結果的に“譲られたポールポジション”だったとはいえ、金曜搬入日時点で「Q1突破は厳しいのでは」と想定するサクセスウエイト(SW)を搭載しながらも、フロントロウ2番手につけていた36号車au TOM’S GR Supraの力走と、同じくポール争いの輪に加わり、最終的にレース後裁定による暫定の逆転勝利を収めた19号車WedsSport ADVAN GR Supraがレースでも結果的にワン・ツーのリザルトに。鈴鹿サーキットでの2023年第3戦は、内容的にもトヨタ陣営のレースだったと言える。

 近年のGT500クラスでは、R35型GT-Rから昨季投入の新型Zと、ニッサン陣営がここ鈴鹿でのレースを牛耳って来た。2020年から2022年まで行われた5回の鈴鹿戦はすべてニッサン陣営が制覇。
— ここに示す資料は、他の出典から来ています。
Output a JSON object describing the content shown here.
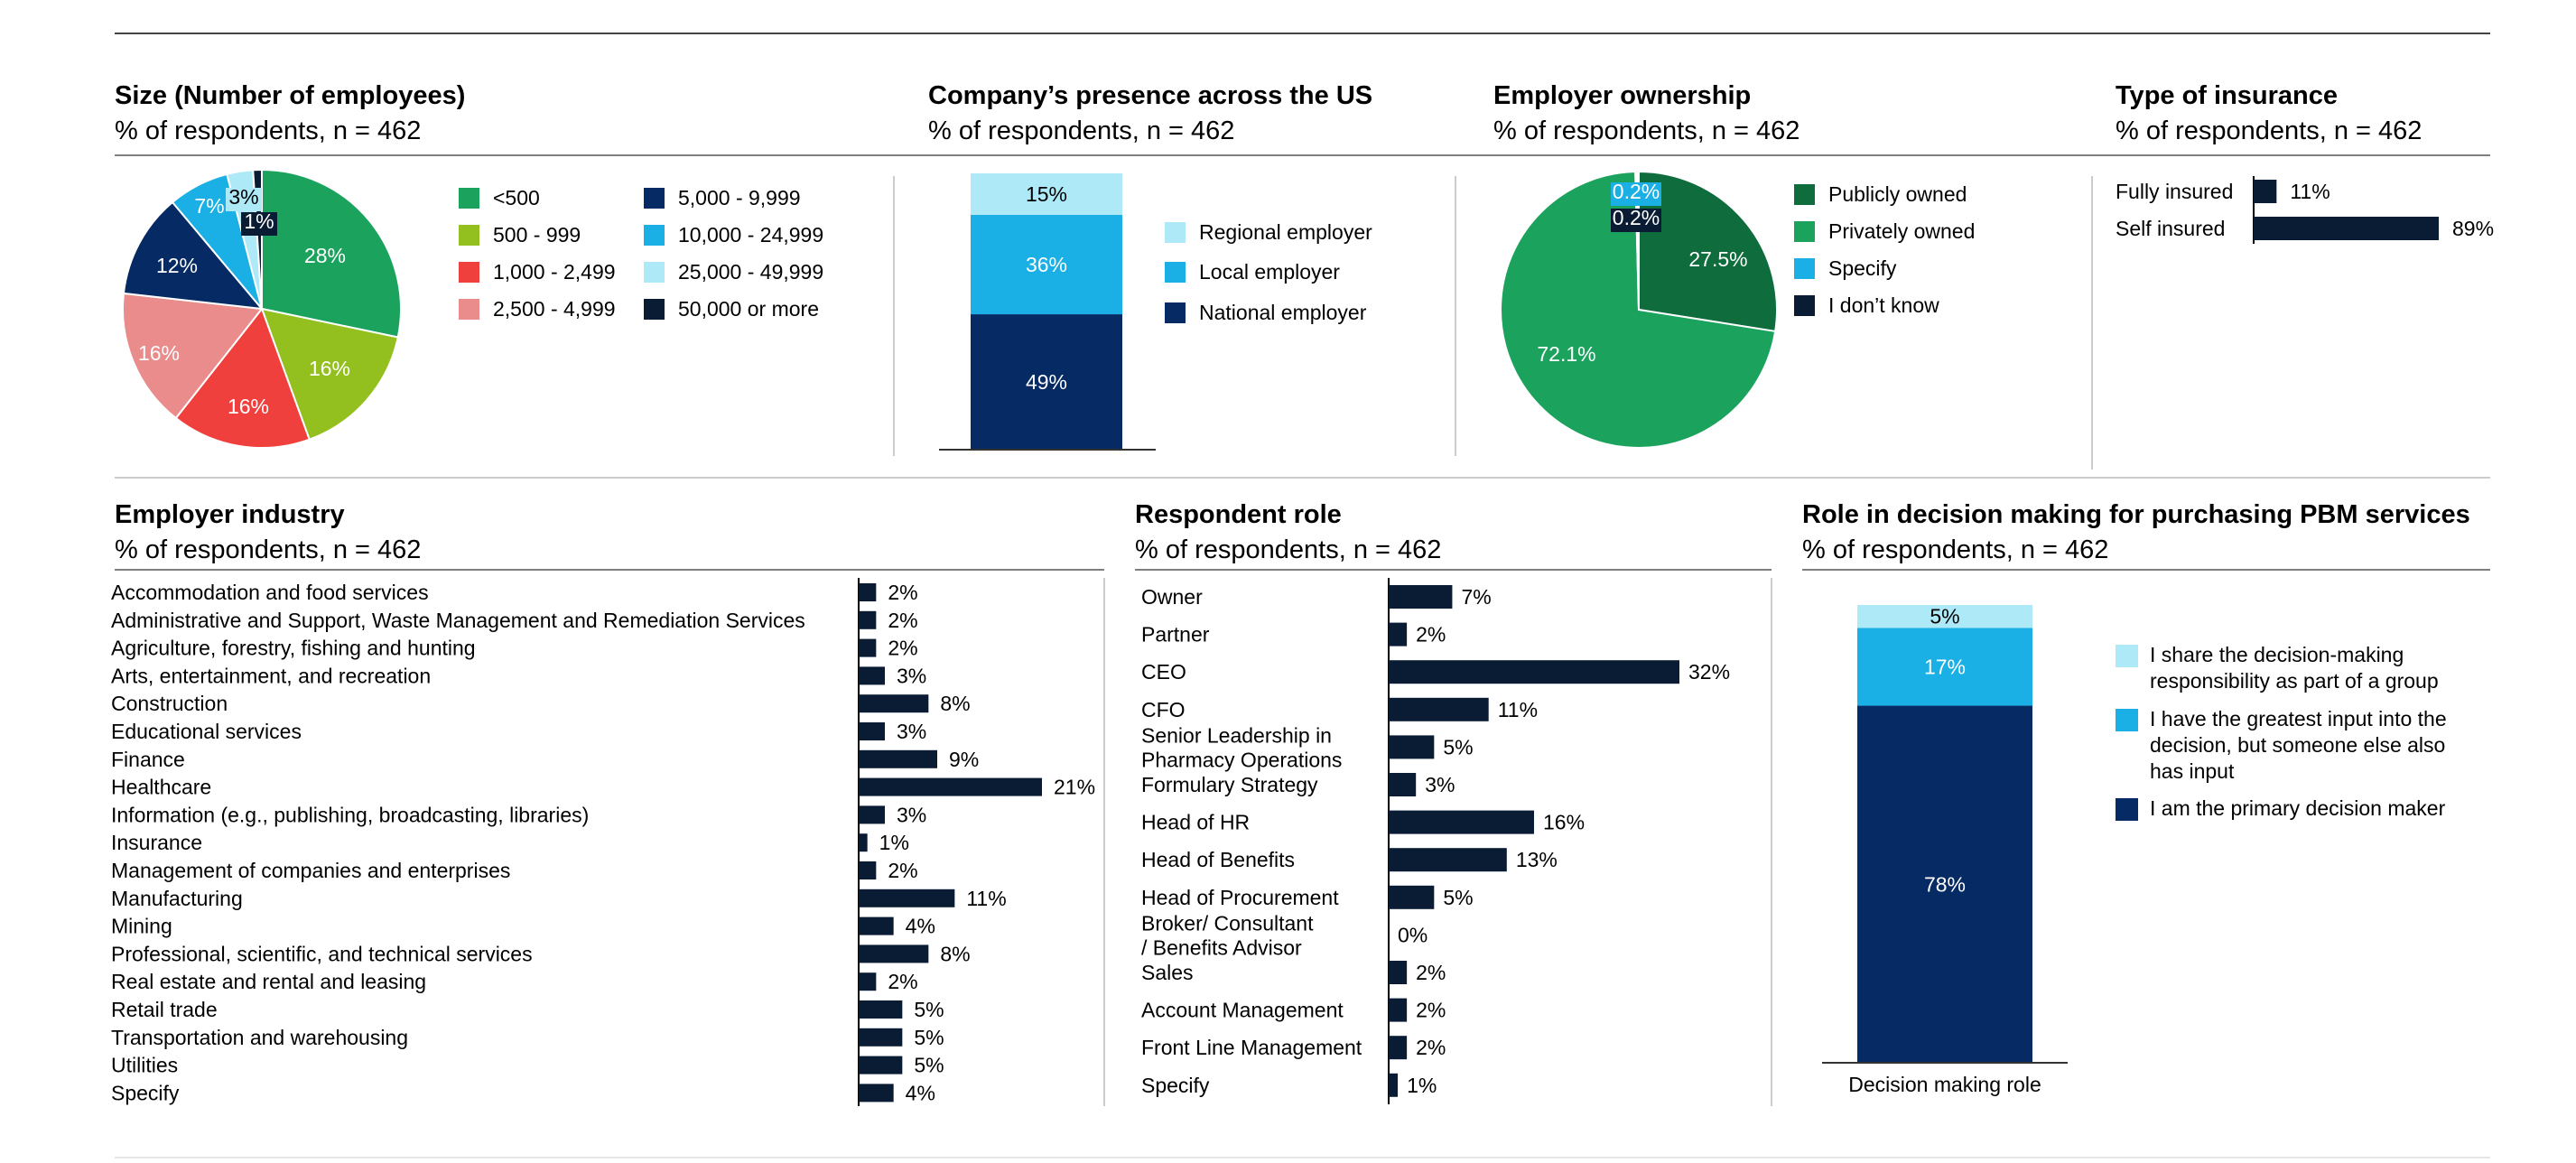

さらに今季開幕前のメーカー主催オフテストでは、ホンダ陣営のNSX-GTが非公式ながら1分42秒台の驚異的タイムでコースレコードを上回るなど、ライバル勢が鈴鹿で速さを誇示するなか、同じ条件で走行したGRスープラは“苦手意識”を刷り込まれる状況が続いて来た。

 それだけに、前戦勝利で40kgのSWを搭載する36号車を筆頭に、このコースでトヨタ陣営が“戦果を挙げた”ことに、開発陣も手応えと驚きが入り混じる。